Elements of the "Perfect Plan"
So, by God’s design, I am a planner. I plan just about everything – when I’m going to wake up, when I’m going work out, how I’m going to pay for my kids’ college, what I’m going to pay for getting pine straw thrown in my backyard. I could go on and on, but you get the point. It drives the people I’m closest to a little nuts at times. Heck, it drives me a little nuts at times.
I distinctly recall an incident early in my marriage when we had a goldfish pond in the backyard that had gotten overgrown with algae. My wife wanted to clean it and, like most planners do, I started researching how best to clean the pond. About a half hour later, while I was engrossed in my research, I looked out the window and discovered my wife knee deep in the pond with a bucket, scooping the water out and tossing it.
We’re different like that. I love it and I love her. And within that brief description of the goldfish pond cleaning incident lies the elements of the perfect plan.

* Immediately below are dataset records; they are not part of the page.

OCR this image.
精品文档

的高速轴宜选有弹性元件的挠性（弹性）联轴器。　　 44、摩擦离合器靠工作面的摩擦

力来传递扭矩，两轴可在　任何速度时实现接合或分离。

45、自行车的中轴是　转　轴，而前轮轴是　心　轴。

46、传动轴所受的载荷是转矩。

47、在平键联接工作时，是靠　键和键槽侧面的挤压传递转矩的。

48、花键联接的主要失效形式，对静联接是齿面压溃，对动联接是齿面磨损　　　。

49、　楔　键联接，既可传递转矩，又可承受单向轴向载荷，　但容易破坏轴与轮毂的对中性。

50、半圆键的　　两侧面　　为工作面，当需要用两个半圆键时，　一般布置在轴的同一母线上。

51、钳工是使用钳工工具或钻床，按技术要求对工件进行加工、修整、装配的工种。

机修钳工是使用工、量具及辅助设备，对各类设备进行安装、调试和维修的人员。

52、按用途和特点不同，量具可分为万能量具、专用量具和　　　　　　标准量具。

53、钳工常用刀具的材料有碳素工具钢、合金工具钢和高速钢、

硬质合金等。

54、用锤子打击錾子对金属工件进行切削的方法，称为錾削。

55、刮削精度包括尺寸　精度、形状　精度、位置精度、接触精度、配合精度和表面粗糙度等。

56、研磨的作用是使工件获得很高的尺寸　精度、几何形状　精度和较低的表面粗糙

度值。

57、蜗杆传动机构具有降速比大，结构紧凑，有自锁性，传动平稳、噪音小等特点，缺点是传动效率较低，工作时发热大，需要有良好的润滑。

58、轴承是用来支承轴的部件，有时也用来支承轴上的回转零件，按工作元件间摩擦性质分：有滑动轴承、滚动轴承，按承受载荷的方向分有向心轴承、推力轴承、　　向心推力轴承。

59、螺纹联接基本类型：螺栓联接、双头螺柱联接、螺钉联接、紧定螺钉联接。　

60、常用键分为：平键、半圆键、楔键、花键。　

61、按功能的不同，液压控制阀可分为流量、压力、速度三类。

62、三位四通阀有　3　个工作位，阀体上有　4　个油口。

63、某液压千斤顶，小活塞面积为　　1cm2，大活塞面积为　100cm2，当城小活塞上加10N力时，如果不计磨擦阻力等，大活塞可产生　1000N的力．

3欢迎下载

Planning is also what I do for a career. I’m a succession planner, which is a broad stroke term that involves all kinds of planning. Financial planning, estate planning, business planning, strategic planning, planning for people development, planning for entry of family members into the family business, planning for death and estate taxes, etc., etc. I spend countless hours with my clients helping them plan. I organize their thoughts for them. I document it, process it, and break it down. It’s really just how I’m wired.
Strategic planning has been more than adequately researched and demonstrated as a critical element in the achievement of succession success, or the ongoing continuation of business success. In spite of the research, here are some really surprising statistics about strategic planning listed in the book Strategic Planning For Dummies:
- 95% of typical workforce doesn’t understand its organization’s strategy
- 86% of executive teams spend less than on hour per month discussing strategy
- 60% of organizations don’t link strategy to budgeting
- 90% of organizations fail to execute their strategies successfully
For those multi-unit franchisees that do spend time planning, unfortunately, many end up with what my friend and colleague Dan Schneider refers to as SPOTS – Strategic Plans on the Top Shelf. As it turns out, most people, and by extension the organizations that are made up of people, are better doers than they are thinkers. This undoubtedly leads to getting stuff done. But the thinking and the doing become disconnected. What this often yields is getting stuff done poorly, incorrectly, and haphazardly. The saying, “We don’t know where we’re going, but we’re making good time” is appropriate. In the fish pond scenario above, our pond got cleaned, but all of our goldfish died.
Strategic planning involves affirming what your organization’s purpose is, where the organization is going, what it’s going to take to get you there, and constant reviews and adaptations as the strategy gets executed. This is the perfect plan.
The perfect plan is the one that combines the elements of research and strategic thinking with my wife’s get ‘r done style. In short, the perfect plan is the one that is well thought out and is executed upon.